Abstract:
The best-known of the systems that will be discussed in the talk are the dynamical systems leading to the Korteweg–de Vries hierarchy (see papers by S. P. Novikov and his school). This systems are determined by hyperelliptic curves $V$ of genus $g>0$. Using the Abel–Jacobi map for the $g$-th symmetric power of the curve $V$, one can in an explicit form write down this solutions in multidimensional analogues of Weierstrass functions. They are the basic meromorphic functions on the Jacobians of the curves $V$ (see series of works by V. M. Buchstaber, V. Z. Enolskii and D. V. Leikin).
In our recent works with A. V. Mikhailov a method of constructing polynomial dynamical systems on the basis of $k$-th symmetric powers of the curve $V$, where $k$ is not obligatory equal to $g$, has been developed. For $k=2$ an explicit realization of this method has been given and a Lie algebra of differentiation of solutions over parameters of the curve has been described.
This method has led to the problem: find solutions of the dynamical systems constructed in functions in $C^g$, such that for $k<g$ they are not $2g$-periodic, but the restriction of this functions to the image of Abel–Jacobi map for the $k$-th symmetric power of the genus $g$ curve is $2g$-periodic.

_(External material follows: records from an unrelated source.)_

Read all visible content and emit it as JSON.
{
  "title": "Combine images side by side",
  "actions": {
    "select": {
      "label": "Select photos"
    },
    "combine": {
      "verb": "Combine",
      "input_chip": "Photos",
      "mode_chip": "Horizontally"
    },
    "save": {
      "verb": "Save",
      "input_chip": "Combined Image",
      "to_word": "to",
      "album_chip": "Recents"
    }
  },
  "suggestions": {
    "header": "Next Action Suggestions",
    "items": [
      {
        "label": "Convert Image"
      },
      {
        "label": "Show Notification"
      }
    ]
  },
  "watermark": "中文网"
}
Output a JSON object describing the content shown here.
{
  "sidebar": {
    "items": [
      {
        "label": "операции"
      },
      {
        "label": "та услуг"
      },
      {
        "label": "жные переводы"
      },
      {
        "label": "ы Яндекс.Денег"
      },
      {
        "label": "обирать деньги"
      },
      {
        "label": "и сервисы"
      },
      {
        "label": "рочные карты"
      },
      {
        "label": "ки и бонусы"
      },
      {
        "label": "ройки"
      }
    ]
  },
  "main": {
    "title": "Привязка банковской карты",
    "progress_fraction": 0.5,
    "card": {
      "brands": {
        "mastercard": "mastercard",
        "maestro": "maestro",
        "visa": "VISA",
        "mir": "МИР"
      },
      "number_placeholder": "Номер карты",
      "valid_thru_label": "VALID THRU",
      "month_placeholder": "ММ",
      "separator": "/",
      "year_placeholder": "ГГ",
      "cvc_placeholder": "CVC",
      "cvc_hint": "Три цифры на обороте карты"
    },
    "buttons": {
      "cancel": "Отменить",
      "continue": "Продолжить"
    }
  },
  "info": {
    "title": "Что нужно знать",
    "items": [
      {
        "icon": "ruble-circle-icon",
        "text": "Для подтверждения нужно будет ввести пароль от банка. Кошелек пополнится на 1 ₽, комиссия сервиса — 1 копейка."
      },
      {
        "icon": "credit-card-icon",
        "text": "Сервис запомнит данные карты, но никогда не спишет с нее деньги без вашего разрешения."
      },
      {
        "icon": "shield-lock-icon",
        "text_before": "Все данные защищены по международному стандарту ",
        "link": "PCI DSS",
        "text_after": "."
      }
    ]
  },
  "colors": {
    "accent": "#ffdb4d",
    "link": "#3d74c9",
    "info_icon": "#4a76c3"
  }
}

In the talk in an explicit form integrable polynomial dynamical systems in $C^4$ will be presented. They are constructed on the basis of symmetric squares of hyperelliptic curves of genus $g>0$. For $g=1$ a solution in terms of classic Weierstrass functions will be described. For $g=2$ a solution in two-dimensional analogues of Weierstrass functions will be described and the Lie algebra of differentiation of this functions over parameters of the curve obtained in a recent work of the author will be presented. For $g=3$ a solution in meromorphic functions on the sigma-divisor of
hyperelliptic genus 3 curve obtained in a recent work of the author and Takanori Ayano will be described.